Two Key Questions When Planning a Staging Area for a Data Lake

In establishing a staging or landing area for a data lake, a data hub, or a quaint data warehouse environment, structures need to be established that will mimic source data in support of two very basic queries. First, “What does the current source dataset look like?” And, “What change activity has occurred against the source since the last time it was interrogated?”

As simple as these questions sound, supporting the ability to answer them clearly, quickly, and consistently can be quite involved. The incoming data may essentially be one of two kinds of data: it may be transactional, or it may be a snapshot.

A transactional source may inherently consist of adds, changes, and deletes, or it may consist of transactions for unique events that once they occur, they cannot change, like clicks on a website. These transactional sources naturally provide the answers to the what-has-changed question. Transactional sources of unique events quite naturally answer both questions, as nothing that has happened can ever change. 

Snapshots are related to batch processing approaches, and usually contain a full set of current data at the point-in-time that the snapshot is made. Therefore, snapshots excel at answering what was the source system’s current state. As one can imagine, a snapshot cannot address what has recently changed, unless the source system itself contains change dates encompassing the desired level of changes, albeit without old/new value tracking capability.

In general, answering the two basic staging structure questions concerns two differing logical structures. One is an exact copy of the source, and the second is a detailed listing of every change.  Except for the unique event transaction structure, wherein the one set of data serves both purposes, our sources directly provide one piece of the puzzle, and the other piece must be derived.

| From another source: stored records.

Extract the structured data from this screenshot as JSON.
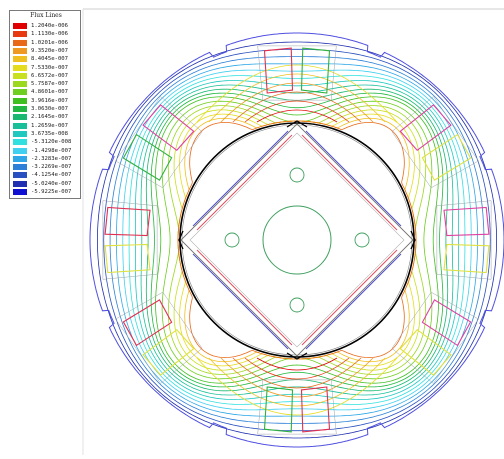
{
  "legend": {
    "title": "Flux Lines",
    "entries": [
      {
        "label": "1.2040e-006",
        "color": "#e00000"
      },
      {
        "label": "1.1130e-006",
        "color": "#e83a10"
      },
      {
        "label": "1.0201e-006",
        "color": "#e86a18"
      },
      {
        "label": "9.3520e-007",
        "color": "#ee9a22"
      },
      {
        "label": "8.4045e-007",
        "color": "#f0c020"
      },
      {
        "label": "7.5330e-007",
        "color": "#e6dc1e"
      },
      {
        "label": "6.6572e-007",
        "color": "#c8e020"
      },
      {
        "label": "5.7587e-007",
        "color": "#9cd81e"
      },
      {
        "label": "4.8601e-007",
        "color": "#6fcf20"
      },
      {
        "label": "3.9616e-007",
        "color": "#40c020"
      },
      {
        "label": "3.0630e-007",
        "color": "#20b840"
      },
      {
        "label": "2.1645e-007",
        "color": "#18b870"
      },
      {
        "label": "1.2659e-007",
        "color": "#18c09a"
      },
      {
        "label": "3.6735e-008",
        "color": "#20c8c0"
      },
      {
        "label": "-5.3120e-008",
        "color": "#30e0e0"
      },
      {
        "label": "-1.4298e-007",
        "color": "#40d0f0"
      },
      {
        "label": "-2.3283e-007",
        "color": "#30a8e8"
      },
      {
        "label": "-3.2269e-007",
        "color": "#2c80d8"
      },
      {
        "label": "-4.1254e-007",
        "color": "#2850c0"
      },
      {
        "label": "-5.0240e-007",
        "color": "#2030b0"
      },
      {
        "label": "-5.9225e-007",
        "color": "#1010d0"
      }
    ]
  },
  "colors": {
    "rotor_outline": "#000000",
    "stator_outline": "#5050e0",
    "coil_red": "#e03050",
    "coil_pink": "#e040a0",
    "coil_green": "#30b040",
    "coil_yellow": "#e0e040",
    "magnet_red": "#e05060",
    "magnet_blue": "#5050d0",
    "hole": "#40a060",
    "frame": "#c0c0c0"
  }
}
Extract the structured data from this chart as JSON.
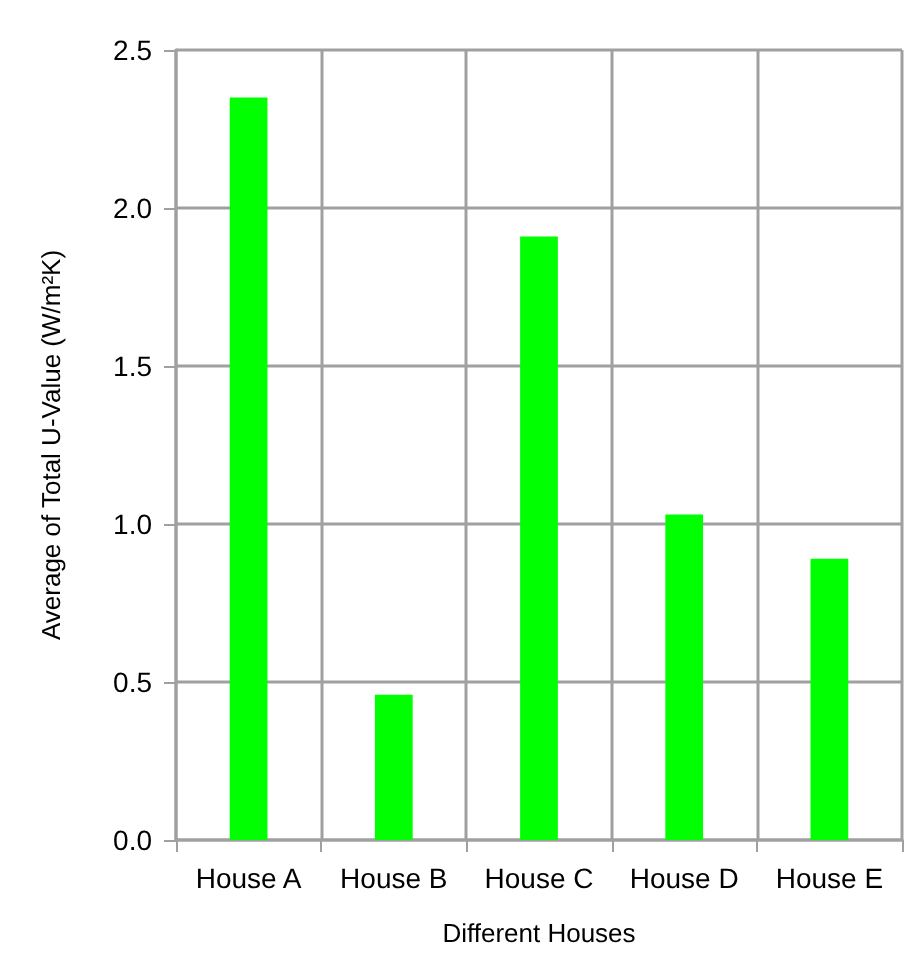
{
  "chart_data": {
    "type": "bar",
    "xlabel": "Different Houses",
    "ylabel": "Average of Total U-Value (W/m²K)",
    "categories": [
      "House A",
      "House B",
      "House C",
      "House D",
      "House E"
    ],
    "values": [
      2.35,
      0.46,
      1.91,
      1.03,
      0.89
    ],
    "color": "#00ff00",
    "ylim": [
      0,
      2.5
    ],
    "yticks": [
      {
        "value": 0,
        "label": "0.0"
      },
      0.5,
      {
        "value": 1,
        "label": "1.0"
      },
      1.5,
      {
        "value": 2,
        "label": "2.0"
      },
      2.5
    ],
    "grid": true
  }
}
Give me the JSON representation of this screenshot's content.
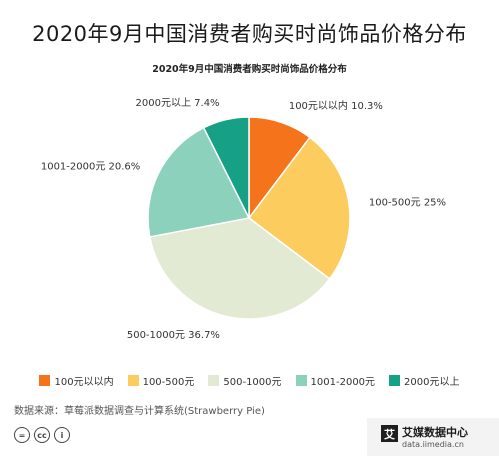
{
  "header": {
    "title": "2020年9月中国消费者购买时尚饰品价格分布"
  },
  "chart_data": {
    "type": "pie",
    "title": "2020年9月中国消费者购买时尚饰品价格分布",
    "slices": [
      {
        "label": "100元以以内",
        "value": 10.3,
        "value_label": "10.3%",
        "color": "#f5731a"
      },
      {
        "label": "100-500元",
        "value": 25,
        "value_label": "25%",
        "color": "#fdcc5f"
      },
      {
        "label": "500-1000元",
        "value": 36.7,
        "value_label": "36.7%",
        "color": "#e2ead4"
      },
      {
        "label": "1001-2000元",
        "value": 20.6,
        "value_label": "20.6%",
        "color": "#8bd1bb"
      },
      {
        "label": "2000元以上",
        "value": 7.4,
        "value_label": "7.4%",
        "color": "#16a085"
      }
    ],
    "legend_placement": "bottom"
  },
  "footer": {
    "source": "数据来源：草莓派数据调查与计算系统(Strawberry Pie)",
    "license_icons": [
      "=",
      "cc",
      "i"
    ],
    "brand_logo": "艾",
    "brand_name": "艾媒数据中心",
    "brand_url": "data.iimedia.cn"
  }
}
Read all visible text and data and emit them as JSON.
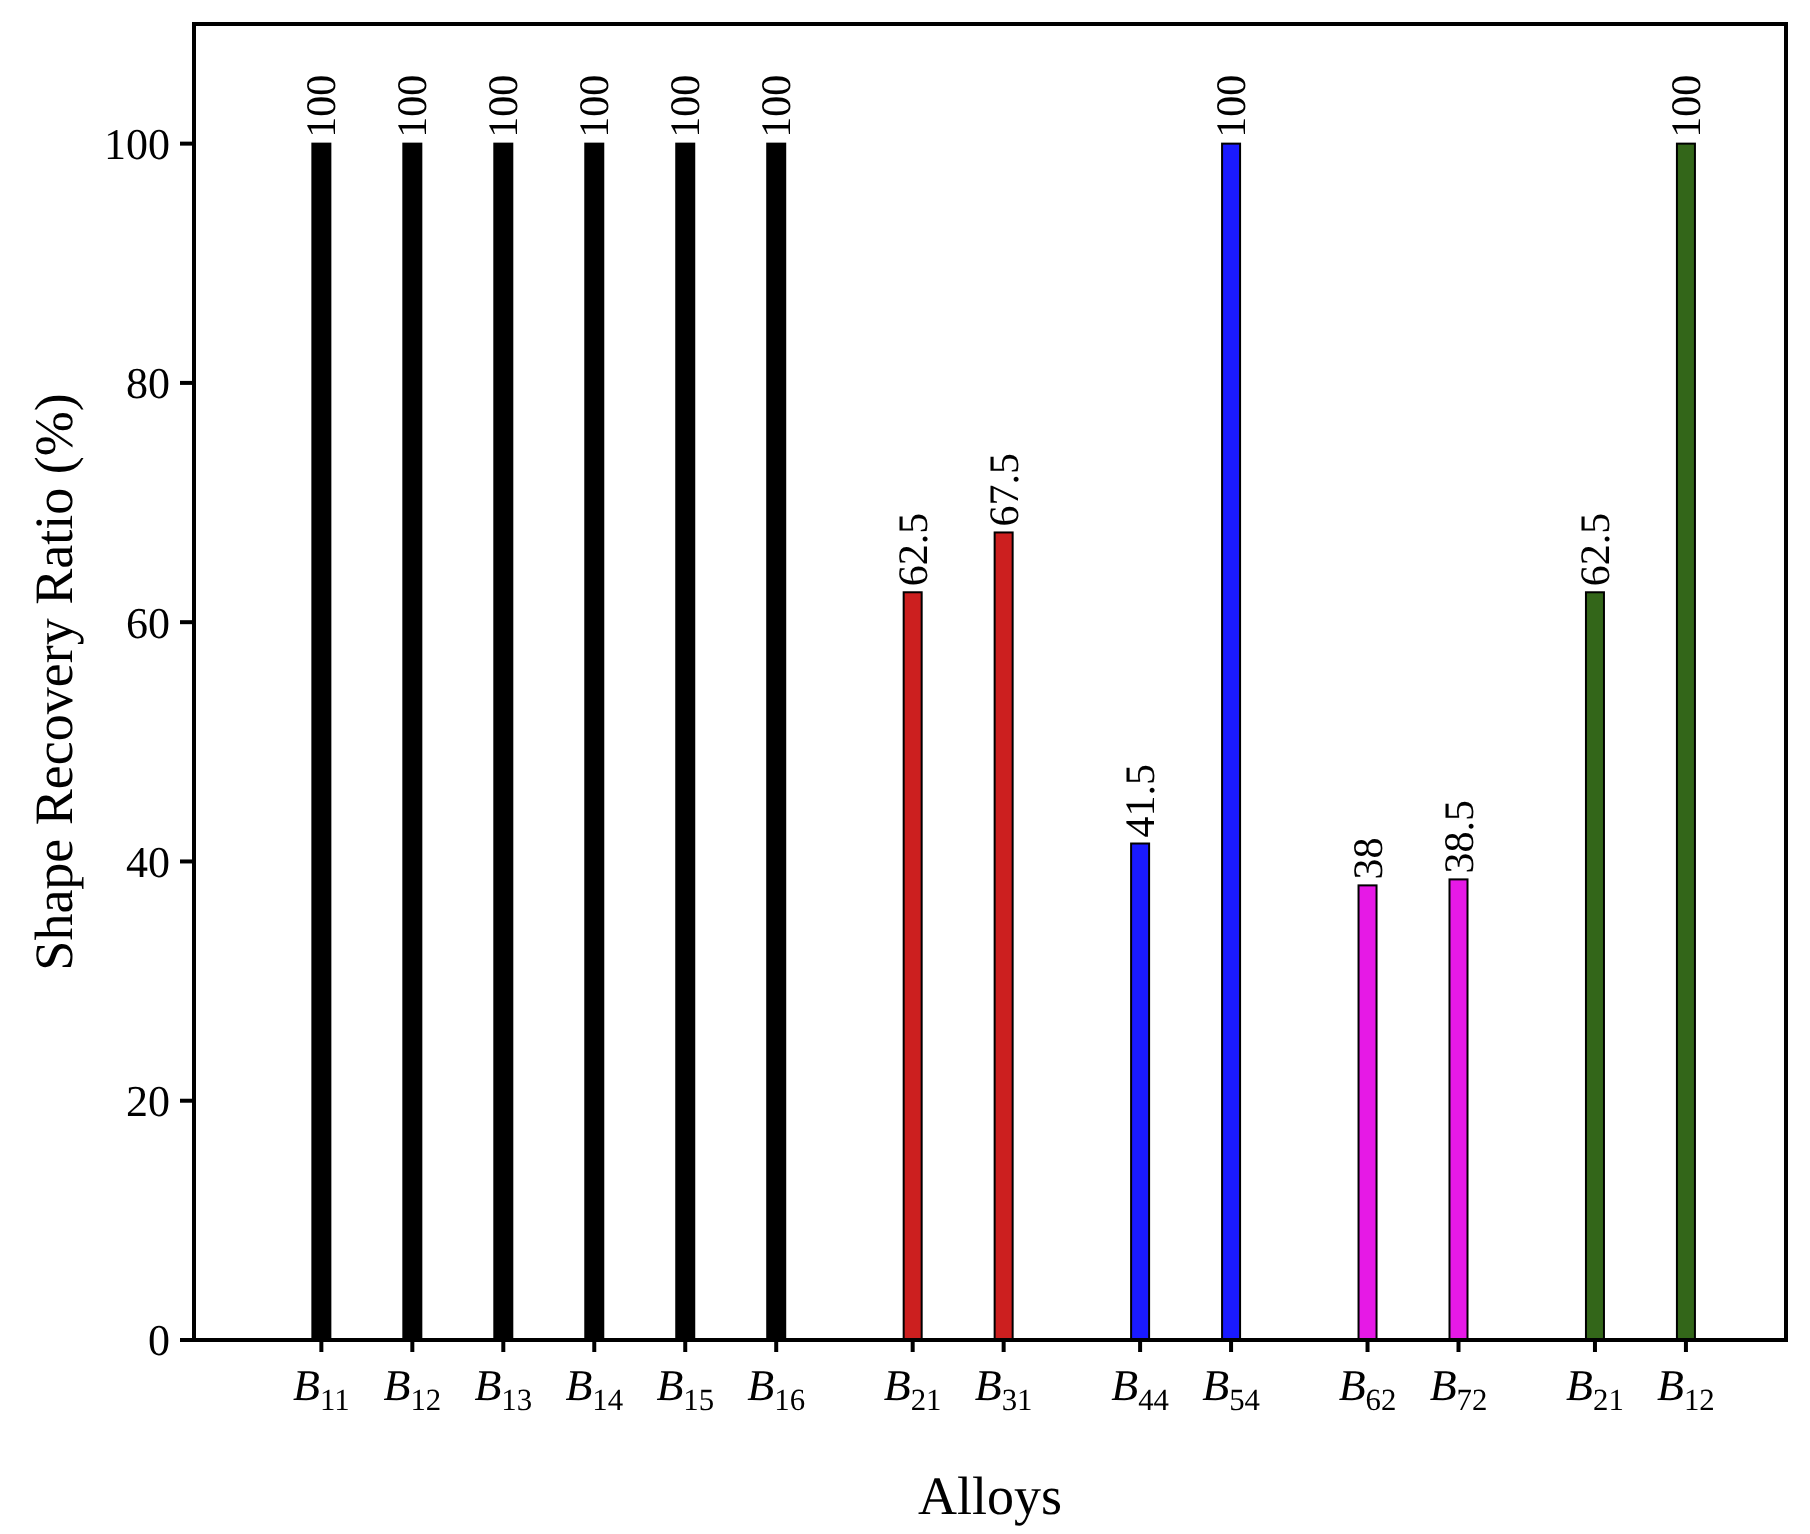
{
  "chart_data": {
    "type": "bar",
    "xlabel": "Alloys",
    "ylabel": "Shape Recovery Ratio (%)",
    "categories": [
      "B$_{11}$",
      "B$_{12}$",
      "B$_{13}$",
      "B$_{14}$",
      "B$_{15}$",
      "B$_{16}$",
      "B$_{21}$",
      "B$_{31}$",
      "B$_{44}$",
      "B$_{54}$",
      "B$_{62}$",
      "B$_{72}$",
      "B$_{21}$",
      "B$_{12}$"
    ],
    "values": [
      100,
      100,
      100,
      100,
      100,
      100,
      62.5,
      67.5,
      41.5,
      100,
      38,
      38.5,
      62.5,
      100
    ],
    "colors": [
      "#000000",
      "#000000",
      "#000000",
      "#000000",
      "#000000",
      "#000000",
      "#cc1f1f",
      "#cc1f1f",
      "#1a1aff",
      "#1a1aff",
      "#e619e6",
      "#e619e6",
      "#336619",
      "#336619"
    ],
    "ylim": [
      0,
      110
    ],
    "yticks": [
      0,
      20,
      40,
      60,
      80,
      100
    ],
    "data_labels": true
  }
}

Transactions answer what-has-changed, but those same transactions must either be applied somewhere or the record representing the latest version of each natural key must be constantly identified. To identify changes for snapshots, the current version must be compared to the previous version and differences tracked and quantified. Certainly, the point-in-time nature of versions can only allow for one change per cycle, even when multiple changes may have occurred within that cycle time. Natural keys that pop into existence in the current version are “Adds”; and natural keys, disappearing from the current that were in the previous version, are “Deletes.”

Physically, a single structure may be created that contains the answers for both questions. This structure would be comprised of a part emulating the original source data, plus a designation of the row as added, changed from previous, or deleted, and lastly a datetime for the change activity. The primary key for such a structure could be a completely generated surrogate, or a composite of the source’s natural key plus the change datetime value. The potential issues with such a single structure concern performance. Those wanting a current view of the data would be weeding through all the changes to find the last view for each key. If implemented as a relational table, an awkward recursive join might occur. The clumsiness of the query might be diminished slightly if an additional attribute were added that flagged which is the current instance. But not only the initial processing is impacted; because rather than just inserting new records, updates must be made against the previous records to identify which are the current changes, with every change.

The alternative is to embrace two separate structures, i.e., one a copy of source, the other a list of changes. In this fashion, each structure can be optimized for the one question supported.  Notably, the downside to this second approach is the necessity of maintaining two distinct structures. One needs to pick one’s poison and balance performance limits and needs.